Hintze went on to lambast Basel III, restrictions on short-selling of European bank stocks and sovereign CDS and other responses to the crisis. When he finally relinquished the podium, the panel of industry worthies that took his place distanced themselves from the views he expressed. One of them, the academic Dilip Madan, a derivatives expert who has done a lot of consulting work for investment banks, went so far as to say that some derivatives regulation was actually necessary.

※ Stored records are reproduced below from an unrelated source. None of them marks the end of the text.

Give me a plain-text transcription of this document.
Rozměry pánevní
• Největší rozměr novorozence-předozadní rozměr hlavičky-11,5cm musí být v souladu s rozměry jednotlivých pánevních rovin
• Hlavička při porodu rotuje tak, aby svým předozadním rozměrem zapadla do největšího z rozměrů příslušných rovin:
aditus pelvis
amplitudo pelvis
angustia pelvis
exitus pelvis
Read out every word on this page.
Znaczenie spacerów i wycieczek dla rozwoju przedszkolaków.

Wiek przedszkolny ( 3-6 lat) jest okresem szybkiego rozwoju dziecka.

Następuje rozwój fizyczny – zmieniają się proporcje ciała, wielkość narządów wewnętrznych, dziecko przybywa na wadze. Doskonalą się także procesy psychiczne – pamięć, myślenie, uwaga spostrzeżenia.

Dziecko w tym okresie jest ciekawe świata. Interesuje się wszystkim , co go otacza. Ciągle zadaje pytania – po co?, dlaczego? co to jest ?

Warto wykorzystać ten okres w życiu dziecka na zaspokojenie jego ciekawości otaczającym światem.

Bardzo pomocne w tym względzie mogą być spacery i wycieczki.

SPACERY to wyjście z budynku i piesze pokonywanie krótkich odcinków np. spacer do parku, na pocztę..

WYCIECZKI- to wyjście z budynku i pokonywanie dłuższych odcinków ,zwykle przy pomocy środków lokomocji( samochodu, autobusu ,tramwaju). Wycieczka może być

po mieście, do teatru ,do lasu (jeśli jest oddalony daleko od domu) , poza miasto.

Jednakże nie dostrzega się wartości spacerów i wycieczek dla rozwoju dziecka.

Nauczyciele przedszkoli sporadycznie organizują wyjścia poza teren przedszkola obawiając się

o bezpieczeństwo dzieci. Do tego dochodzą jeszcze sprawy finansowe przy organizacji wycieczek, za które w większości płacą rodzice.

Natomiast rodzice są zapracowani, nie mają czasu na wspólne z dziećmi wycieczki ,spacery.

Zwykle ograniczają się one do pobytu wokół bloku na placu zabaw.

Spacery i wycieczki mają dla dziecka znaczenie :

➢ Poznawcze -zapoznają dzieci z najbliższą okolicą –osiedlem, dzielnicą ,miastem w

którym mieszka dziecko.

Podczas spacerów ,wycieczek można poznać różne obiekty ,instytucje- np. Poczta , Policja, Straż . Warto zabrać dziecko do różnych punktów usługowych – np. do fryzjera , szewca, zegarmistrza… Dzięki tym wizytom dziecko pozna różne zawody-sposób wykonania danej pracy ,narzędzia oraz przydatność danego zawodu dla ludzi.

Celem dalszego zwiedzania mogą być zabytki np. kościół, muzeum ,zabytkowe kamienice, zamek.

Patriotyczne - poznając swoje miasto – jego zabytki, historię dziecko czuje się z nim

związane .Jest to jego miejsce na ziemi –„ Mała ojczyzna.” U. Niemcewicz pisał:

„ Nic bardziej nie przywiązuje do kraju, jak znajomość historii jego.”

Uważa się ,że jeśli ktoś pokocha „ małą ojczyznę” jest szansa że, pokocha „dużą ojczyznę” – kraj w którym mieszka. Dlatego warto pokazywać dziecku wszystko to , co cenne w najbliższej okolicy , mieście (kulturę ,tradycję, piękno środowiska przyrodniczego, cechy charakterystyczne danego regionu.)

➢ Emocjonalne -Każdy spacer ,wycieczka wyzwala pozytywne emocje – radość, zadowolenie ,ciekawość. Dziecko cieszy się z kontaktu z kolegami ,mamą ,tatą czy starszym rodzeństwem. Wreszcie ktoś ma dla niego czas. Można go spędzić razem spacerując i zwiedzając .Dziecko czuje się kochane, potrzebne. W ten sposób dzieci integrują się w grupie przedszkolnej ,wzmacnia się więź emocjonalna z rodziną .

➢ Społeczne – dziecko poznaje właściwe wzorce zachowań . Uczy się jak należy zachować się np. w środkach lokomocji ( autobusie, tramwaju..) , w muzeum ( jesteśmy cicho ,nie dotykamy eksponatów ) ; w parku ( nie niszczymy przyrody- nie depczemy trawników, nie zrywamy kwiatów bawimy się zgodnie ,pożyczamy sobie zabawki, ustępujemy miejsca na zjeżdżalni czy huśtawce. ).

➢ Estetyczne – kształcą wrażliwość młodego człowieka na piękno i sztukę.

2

Hintze may have had reasons to vent that day. Shortly before the conference, CQS had launched a hedge fund with the help of investment manager Schroders that would take long-short positions in European corporate bonds and CDS within a tight EU regulatory framework called UCITS. Presumably, this fund would not have been able to use CDS to short European banks and sovereigns, trades which from today’s perspective would have been highly profitable. Although he was not personally responsible for managing this fund, perhaps the sight of colleagues jumping through those UCITS hoops had coloured Hintze’s views somewhat.
Of course, Hintze doesn’t think that all regulation is bad, and some of his arguments have been already made elsewhere. That said, Hintze’s stance on regulation seems extreme by City of London standards. However, I suspect that his views carry some weight in Conservative Party circles. This may go some way to explaining why Cameron wrapped himself in the mantle of the City as justification for exercising his veto last week, a move that many people in the City think will actually damage the UK’s regulatory interests in the EU.